YARN Timeline Service version 2

This service is responsible for collecting different metric data through its timeline collectors, which run in a distributed manner across Hadoop cluster. This collected information is then written back to storage. These collectors exist along with Application Masters—one per application. Similar to Application Manager, resource managers also utilize these timeline collectors to log metric information in the system. YARN Timeline Server version 2.X provides a RESTful API service to allow users to run queries for getting insights on this data. It supports aggregation of information. Timeline Server V2 utilizes Apache HBase as storage for these metrics by default, however, users can choose to change it.

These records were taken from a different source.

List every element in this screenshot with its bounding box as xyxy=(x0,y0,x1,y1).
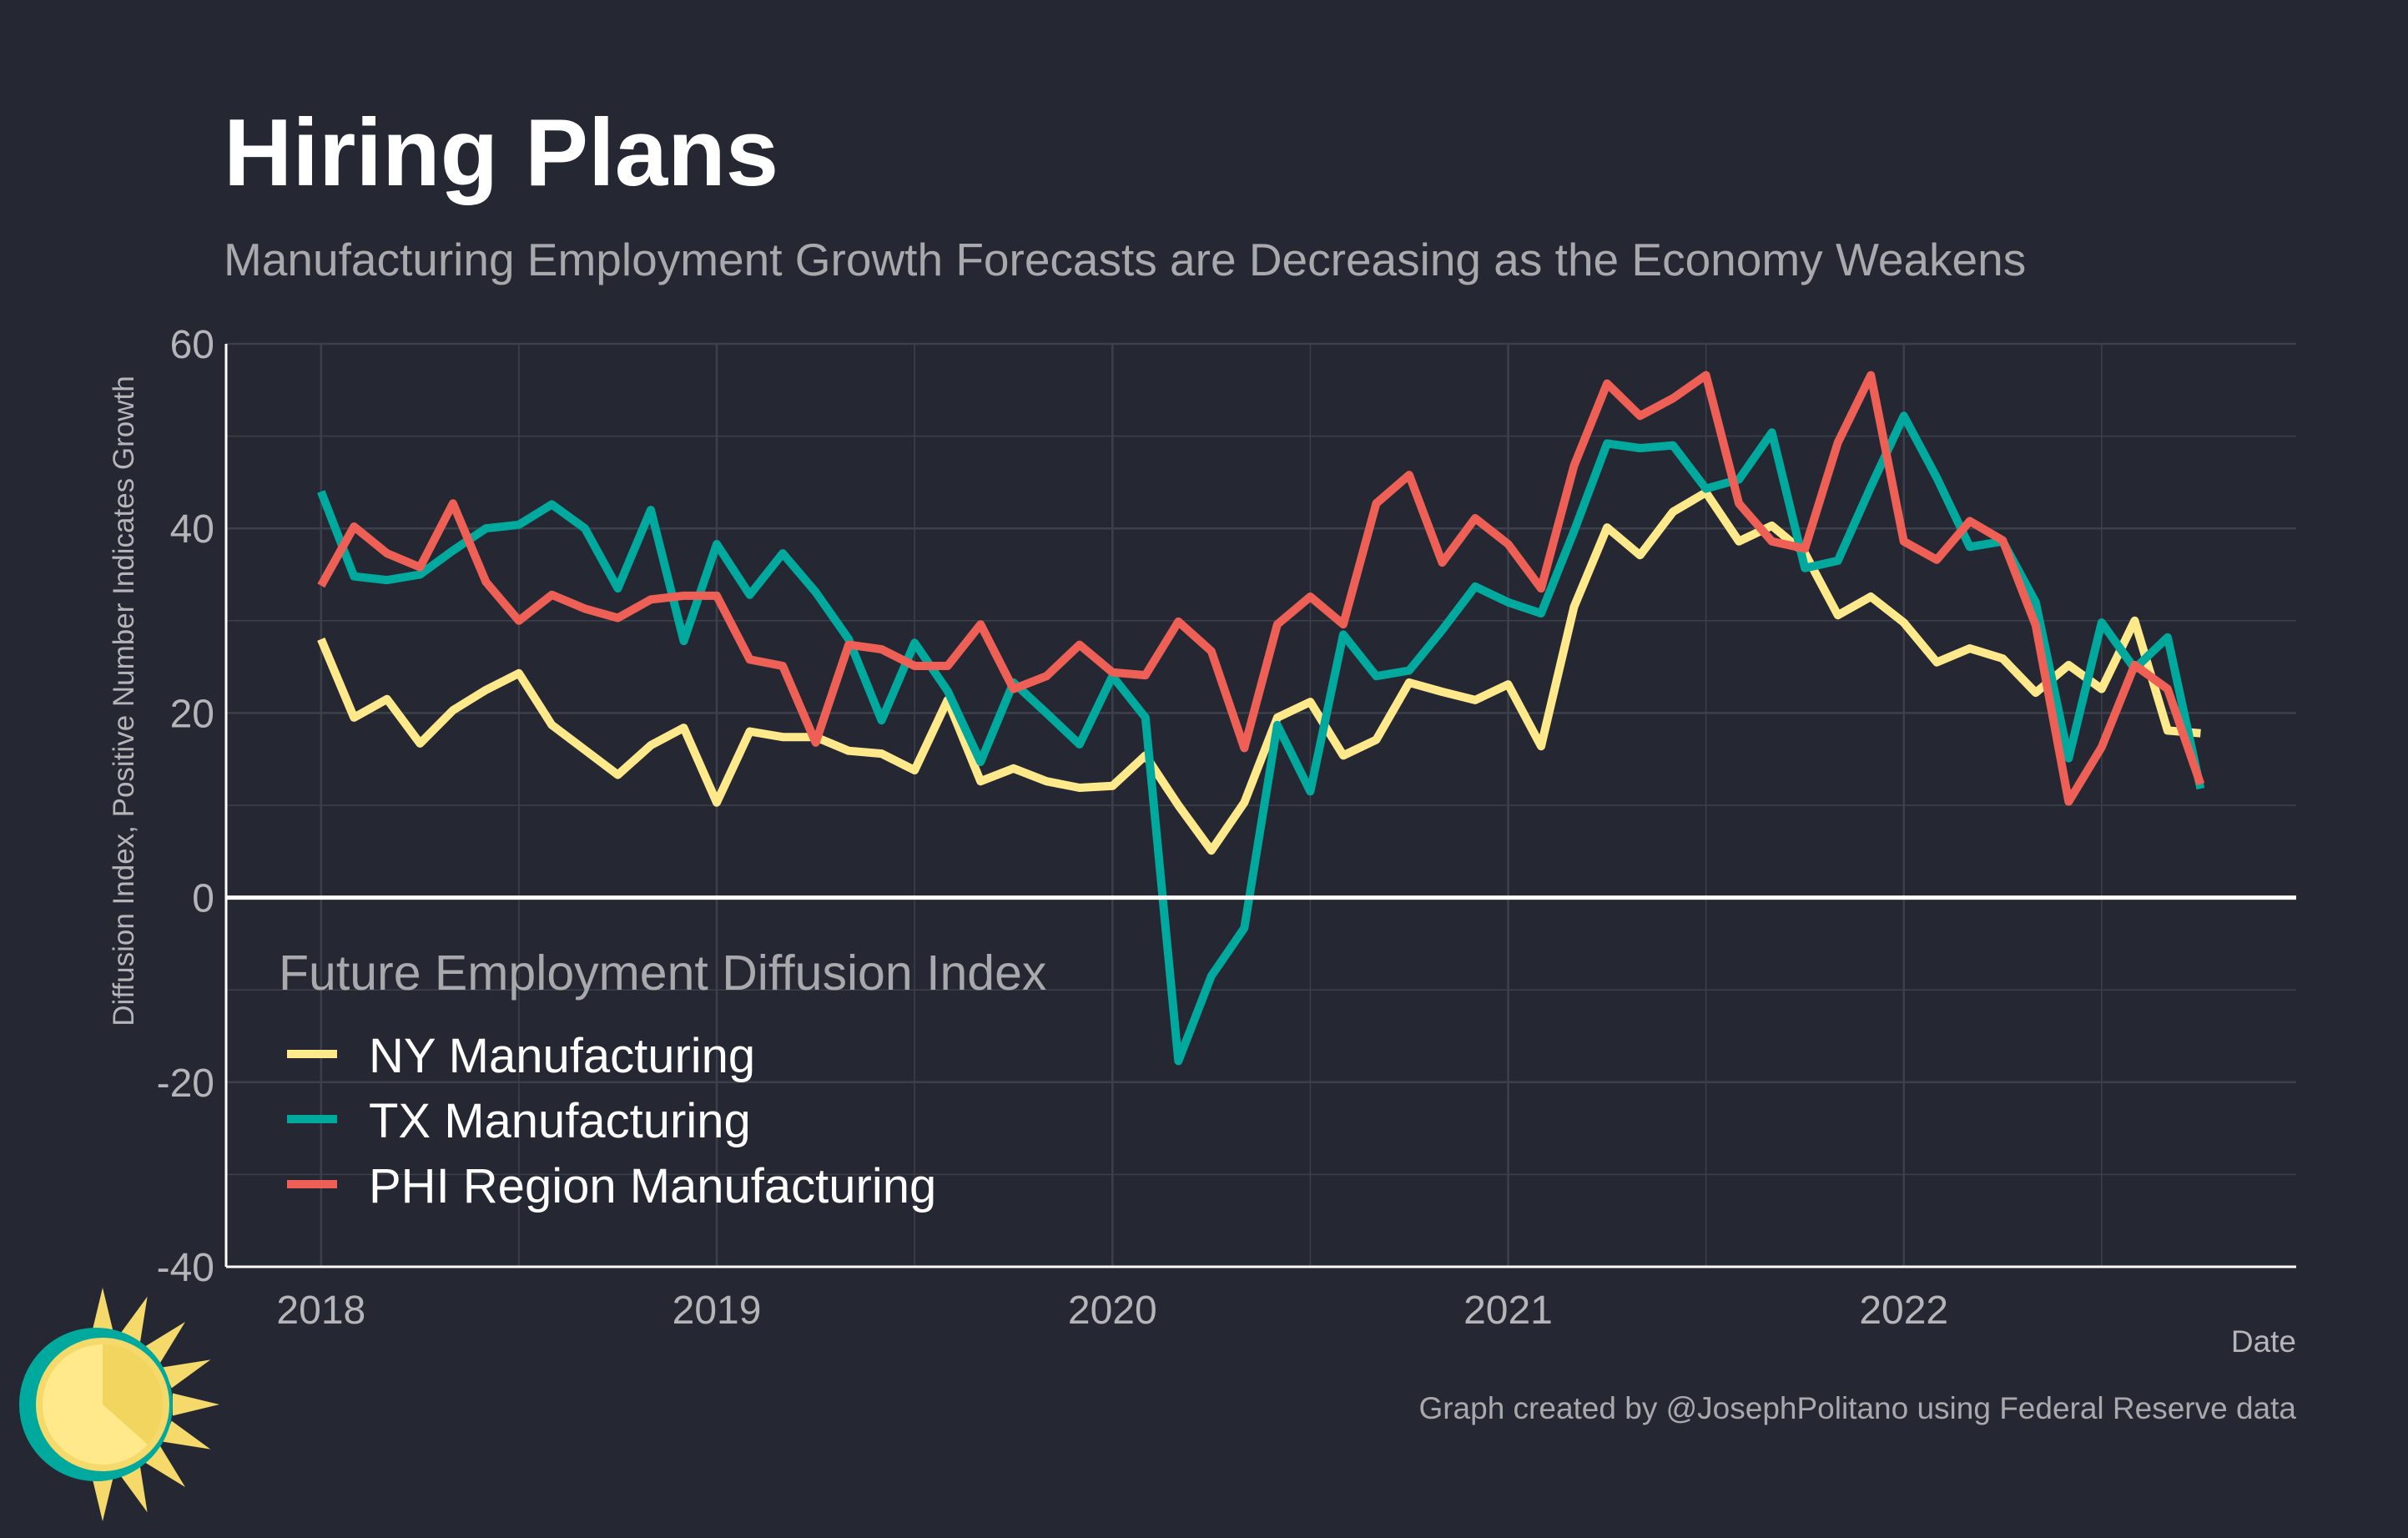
footer-credit: Graph created by @JosephPolitano using F… xyxy=(1418,1391,2296,1425)
chart-subtitle: Manufacturing Employment Growth Forecast… xyxy=(224,234,2026,285)
x-tick-label: 2018 xyxy=(276,1288,365,1333)
sun-ray xyxy=(144,1445,185,1487)
sun-ray xyxy=(163,1420,211,1450)
y-axis-label: Diffusion Index, Positive Number Indicat… xyxy=(108,376,140,1026)
sun-ray xyxy=(172,1393,219,1416)
legend-item: TX Manufacturing xyxy=(369,1094,751,1148)
sun-ray xyxy=(118,1296,148,1344)
sun-ray xyxy=(144,1322,185,1364)
series-lines xyxy=(317,371,2205,1066)
y-tick-label: 20 xyxy=(170,692,214,736)
y-tick-labels: 60 40 20 0 -20 -40 xyxy=(157,323,214,1290)
x-tick-label: 2021 xyxy=(1463,1288,1553,1333)
legend-title: Future Employment Diffusion Index xyxy=(279,945,1046,1001)
y-tick-label: -20 xyxy=(157,1061,214,1106)
axes xyxy=(224,344,2296,1268)
y-tick-label: 40 xyxy=(170,507,214,552)
sun-ray xyxy=(91,1474,114,1521)
x-tick-labels: 2018 2019 2020 2021 2022 xyxy=(276,1288,1948,1333)
sun-logo-icon xyxy=(19,1288,219,1521)
y-tick-label: 60 xyxy=(170,323,214,367)
x-tick-label: 2020 xyxy=(1068,1288,1157,1333)
legend: Future Employment Diffusion Index NY Man… xyxy=(279,945,1046,1213)
x-axis-label: Date xyxy=(2231,1324,2296,1359)
series-line-phi-region-manufacturing xyxy=(317,371,2205,806)
y-tick-label: -40 xyxy=(157,1246,214,1290)
sun-ray xyxy=(118,1465,148,1513)
y-tick-label: 0 xyxy=(192,877,214,921)
sun-ray xyxy=(163,1359,211,1389)
x-tick-label: 2022 xyxy=(1859,1288,1948,1333)
chart-title: Hiring Plans xyxy=(224,100,778,206)
legend-item: PHI Region Manufacturing xyxy=(369,1159,936,1213)
x-tick-label: 2019 xyxy=(673,1288,762,1333)
sun-ray xyxy=(91,1288,114,1335)
series-line-ny-manufacturing xyxy=(317,488,2201,855)
legend-item: NY Manufacturing xyxy=(369,1029,755,1083)
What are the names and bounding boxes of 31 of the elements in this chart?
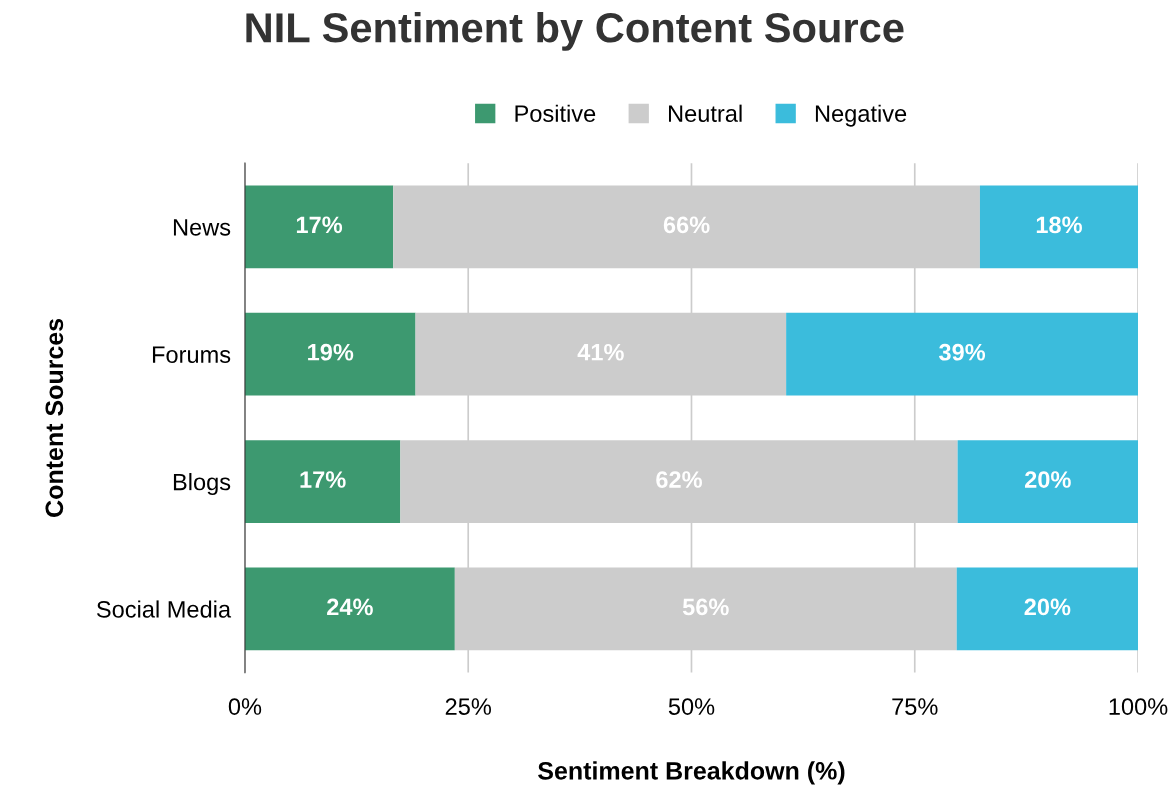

NameNode is the gatekeeper for all HDFS-related queries. It serves as a single point for all types of coordination on HDFS data, which is distributed across multiple nodes. NameNode works as a registry to maintain data blocks that are spread across Data Nodes in the cluster. Similarly, the secondary NameNodes keep a backup of active Name Node data periodically (typically every four hours). In addition to maintaining the data blocks, NameNode also maintains the health of each DataNode through the heartbeat mechanism. In any given Hadoop cluster, there can only be one active name node at a time. When an active NameNode goes down, the secondary NameNode takes up responsibility. A filesystem in HDFS is inspired from Unix-like filesystem data structures. Any request to create, edit, or delete HDFS files first gets recorded in journal nodes; journal nodes are responsible for coordinating with data nodes for propagating changes. Once the writing is complete, changes are flushed and a response is sent back to calling APIs. In case the flushing of changes in the journal files fails, the NameNode moves on to another node to record changes.

NameNode used to be single point of failure in Hadoop 1.X; however, in Hadoop 2.X, the secondary name node was introduced to handle the failure condition. In Hadoop 3.X, more than one secondary name node is supported. The same has been depicted in the overall architecture diagram.


DataNode in the Hadoop ecosystem is primarily responsible for storing application data in distributed and replicated form. It acts as a slave in the system and is controlled by NameNode. Each disk in the Hadoop system is divided into multiple blocks, just like a traditional computer storage device. A block is a minimal unit in which the data can be read or written by the Hadoop filesystem. This ecosystem gives a natural advantage in slicing large files into these blocks and storing them across multiple nodes. The default block size of data node varies from 64 MB to 128 MB, depending upon Hadoop implementation. This can be changed through the configuration of data node. HDFS is designed to support very large file sizes and for write-once-read-many-based semantics.

Data nodes are primarily responsible for storing and retrieving these blocks when they are requested by consumers through Name Node. In Hadoop version 3.X, DataNode not only stores the data in blocks, but also the checksum or parity of the original blocks in a distributed manner. DataNodes follow the replication pipeline mechanism to store data in chunks propagating portions to other data nodes.

When a cluster starts, NameNode starts in a safe mode, until the data nodes register the data block information with NameNode. Once this is validated, it starts engaging with clients for serving the requests. When a data node starts, it first connects with Name Node, reporting all of the information about its data blocks' availability. This information is registered in NameNode, and when a client requests information about a certain block, NameNode points to the respective data not from its registry. The client then interacts with DataNode directly to read/write the data block. During the cluster processing, data node communicates with name node periodically, sending a heartbeat signal. The frequency of the heartbeat can be configured through configuration files.

We have gone through different key architecture components of the Apache Hadoop framework; we will be getting a deeper understanding in each of these areas in the next chapters.